Survive is 45–60 minutes of tactics and luck for 2-4 players, especially families—families who like a little friendly competition. Not for snowflakes, your meeples will get tossed on the seas of fate, and in the mouths of sharks. It is not a happy-happy, huggy-huggy game in which players are working together to build comradery while accomplishing a goal. It’s a dog-eat-dog, rugby scrum. Here, let me hold your hand while you step off this sinking island into a boat. No. It's more like: Here, let me elbow you in the face to make sure I have a place on the boat while you are left to the whims of whales, sharks, and sea dragons. The game does not champion human values, rather survival values.

To be completely fair, the game treats everybody harshly—and quickly. There is not build up of moves that has players putting grand schemes into place only to have the rug pulled out from under them. No, it's very move to move. Bad stuff happens almost every turn, to almost every player, which means most players (except for my four-year old daughter) quickly become immune to the idea of, Oh, two of my guys were just swept away in a hurricane, and Well that wasn’t very lucky to have parked my guy right over a shark.
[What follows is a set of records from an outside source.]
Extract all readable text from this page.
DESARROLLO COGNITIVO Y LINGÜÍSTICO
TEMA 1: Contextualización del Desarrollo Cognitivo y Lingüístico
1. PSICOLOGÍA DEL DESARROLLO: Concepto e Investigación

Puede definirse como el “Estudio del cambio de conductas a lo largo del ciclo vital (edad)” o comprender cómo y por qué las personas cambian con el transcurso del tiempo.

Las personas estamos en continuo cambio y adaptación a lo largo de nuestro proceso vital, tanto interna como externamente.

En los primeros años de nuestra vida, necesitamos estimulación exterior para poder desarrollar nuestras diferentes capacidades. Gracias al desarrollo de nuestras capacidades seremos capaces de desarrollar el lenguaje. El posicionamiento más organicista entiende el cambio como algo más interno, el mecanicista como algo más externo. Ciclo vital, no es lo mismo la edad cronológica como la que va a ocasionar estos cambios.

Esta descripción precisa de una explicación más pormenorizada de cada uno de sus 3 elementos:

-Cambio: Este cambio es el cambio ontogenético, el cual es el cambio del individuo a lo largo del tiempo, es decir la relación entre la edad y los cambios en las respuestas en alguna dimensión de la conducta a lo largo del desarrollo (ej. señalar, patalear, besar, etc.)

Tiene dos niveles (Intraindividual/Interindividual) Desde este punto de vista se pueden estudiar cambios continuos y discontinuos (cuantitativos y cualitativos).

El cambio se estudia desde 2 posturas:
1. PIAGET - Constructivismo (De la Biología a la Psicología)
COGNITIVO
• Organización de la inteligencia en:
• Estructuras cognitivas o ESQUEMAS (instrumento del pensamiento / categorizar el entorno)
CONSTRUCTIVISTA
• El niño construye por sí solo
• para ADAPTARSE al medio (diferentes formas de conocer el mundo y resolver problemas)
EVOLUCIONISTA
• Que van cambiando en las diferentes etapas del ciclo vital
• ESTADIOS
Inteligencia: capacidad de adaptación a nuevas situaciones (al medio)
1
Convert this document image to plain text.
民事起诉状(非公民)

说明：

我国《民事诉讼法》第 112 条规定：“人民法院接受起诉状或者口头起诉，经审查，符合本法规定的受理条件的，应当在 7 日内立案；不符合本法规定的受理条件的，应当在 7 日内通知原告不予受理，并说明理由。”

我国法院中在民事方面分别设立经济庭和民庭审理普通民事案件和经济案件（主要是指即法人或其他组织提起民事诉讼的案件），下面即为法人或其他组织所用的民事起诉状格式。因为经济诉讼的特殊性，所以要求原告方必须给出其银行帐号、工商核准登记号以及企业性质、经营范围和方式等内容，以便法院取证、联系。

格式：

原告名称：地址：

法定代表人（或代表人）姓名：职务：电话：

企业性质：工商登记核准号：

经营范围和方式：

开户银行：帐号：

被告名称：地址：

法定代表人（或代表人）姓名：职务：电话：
And soon enough they start thinking, Of what I’ve got left, how can I get them to safety? And that is where the tactics, and some would say fun, of the game takes over.

Bottom line is that Survive: Escape from Atlantis is one of the board games my family enjoys most. I understand there are some people who dislike the constant “take-that” element of gameplay, and if that’s the case for you, don’t buy it. For less sensitive souls, Survive is a good way to destroy relationships. I joke, of course. My four-year old daughter stays angry for all the time it takes for her turn and the chance to eat daddy’s meeple with a shark. Rather than a giant Take-That moment that upsets all your best made plans, Survive is comprised of myriad take-that moments that quickly desensitizes the player to such things given everyone is in the same (proverbial) boat, dealing with roughly the same losses and disrupted plans. So there, take that... recommendation. (Sorry.)